Mme [O] réclame comme en première instance une somme forfaitaire de 2 500 euros au titre de frais de déplacement qu'elle a dû exposer pour se rendre chez son médecin traitant, à ses séances de kinésithérapie ainsi qu'aux opérations d'expertise. Cependant, ces frais ne sont toujours pas justifiés en appel. Le rejet de cette demande sera donc confirmé.

b/ le préjudice patrimonial définitif :

- frais médicaux futurs :

Le tribunal a limité les frais de dépense médicales futurs à allouer à la CPAM à la somme de 898,27 euros au motif que les prestations en lien avec une arthrodèse n'étaient pas suffisamment établies, l'expert ayant émis des réserves sur l'indication d'une arthrodèse définitive de la cheville droite. En appel, la CPAM d'Ille et Vilaine fait valoir que son médecin conseil a attesté que les prestations figurant sur son état étaient imputables à l'accident subi par Mme [O] le 18 novembre 2013. Toutefois, aucun élément ne permettant d'établir qu'une arthrodèse est effectivement préconisée dans le cas de Mme [O] ni même qu'elle a été réalisée après consolidation ou depuis la décision de première instance, il convient de confirmer sur ce point le jugement.

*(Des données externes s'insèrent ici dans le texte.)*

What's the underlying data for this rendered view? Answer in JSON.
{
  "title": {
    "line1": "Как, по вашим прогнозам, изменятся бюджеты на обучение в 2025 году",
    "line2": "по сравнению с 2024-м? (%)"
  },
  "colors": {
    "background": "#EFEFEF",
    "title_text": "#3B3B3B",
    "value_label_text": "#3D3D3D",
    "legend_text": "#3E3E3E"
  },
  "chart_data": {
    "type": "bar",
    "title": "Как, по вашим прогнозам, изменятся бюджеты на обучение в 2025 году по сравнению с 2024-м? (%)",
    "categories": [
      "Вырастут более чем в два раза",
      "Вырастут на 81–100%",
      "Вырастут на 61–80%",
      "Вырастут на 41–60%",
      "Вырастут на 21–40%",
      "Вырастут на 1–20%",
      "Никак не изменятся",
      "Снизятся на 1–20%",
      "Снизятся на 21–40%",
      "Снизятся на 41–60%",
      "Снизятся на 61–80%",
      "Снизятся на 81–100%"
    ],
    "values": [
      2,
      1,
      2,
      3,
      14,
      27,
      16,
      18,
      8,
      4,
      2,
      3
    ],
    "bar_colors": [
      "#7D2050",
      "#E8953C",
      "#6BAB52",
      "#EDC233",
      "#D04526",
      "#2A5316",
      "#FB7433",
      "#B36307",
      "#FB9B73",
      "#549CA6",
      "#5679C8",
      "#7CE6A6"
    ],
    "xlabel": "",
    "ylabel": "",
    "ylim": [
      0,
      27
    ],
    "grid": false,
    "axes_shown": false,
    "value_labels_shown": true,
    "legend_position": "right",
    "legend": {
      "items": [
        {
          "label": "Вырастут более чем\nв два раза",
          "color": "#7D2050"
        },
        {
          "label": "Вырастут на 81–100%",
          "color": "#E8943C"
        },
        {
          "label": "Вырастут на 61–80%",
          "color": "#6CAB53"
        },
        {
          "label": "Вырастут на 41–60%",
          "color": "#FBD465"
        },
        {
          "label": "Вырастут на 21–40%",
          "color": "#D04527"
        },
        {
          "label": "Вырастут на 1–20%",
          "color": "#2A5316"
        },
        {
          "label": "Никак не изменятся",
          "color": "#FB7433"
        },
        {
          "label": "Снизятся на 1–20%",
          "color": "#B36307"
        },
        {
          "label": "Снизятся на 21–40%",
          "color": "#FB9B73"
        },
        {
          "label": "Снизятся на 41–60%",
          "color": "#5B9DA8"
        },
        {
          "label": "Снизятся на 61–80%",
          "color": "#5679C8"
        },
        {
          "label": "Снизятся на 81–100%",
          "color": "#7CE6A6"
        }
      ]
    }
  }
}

Mme [O] sollicite en appel la somme de 7450 euros au titre des frais d'orthèse qu'elle devra exposer à titre viager à raison de deux paires par an, justifiant du coût d'une paire d'orthèse pour 65 euros. Il n'est pas contesté que l'expert a retenu la nécessité pour Mme [O] de porter désormais des semelles othopédiques ni que celles-ci doivent être renouvelées deux fois par an.

Si c'est à juste titre que le tribunal a déduit des frais d'orthèses le montant de la somme prise en charge par l'organisme social à raison de 28,86 euros, il a, par contre, capitalisé ces frais par l'euro de rente publié par la Gazette du palais 2016 en retenant l'âge de la victime au jour de sa décision, alors qu'il est de principe de retenir l'euro de rente correspondant à l'âge de la victime au jour de la consolidation soit 28 ans au 2 octobre 2015 pour Mme [O] née le 14 novembre 1986.

En conséquence, le calcul est le suivant :

au titre des arrérages échus entre la date de consolidation et la date de la décision :

101,14 x 6,5 ans : 657,41 euros

au titre des arrérages à échoir : 101,14 x 57,315 : 5 796,83 euros.

Il sera donc alloué la somme totale de 6 454,24 euros à Mme [O].

S'agissant des frais d'hospitalisation post consolidation pour 150 euros que le tribunal a ajouté à la somme des dépenses médicales futures, la cour constate que ce sont des frais de consultations médicales spécialisées dont il n'est pas établi qu'ils sont restés totalement à la charge de la victime. Le jugement sera infirmé sur ce point.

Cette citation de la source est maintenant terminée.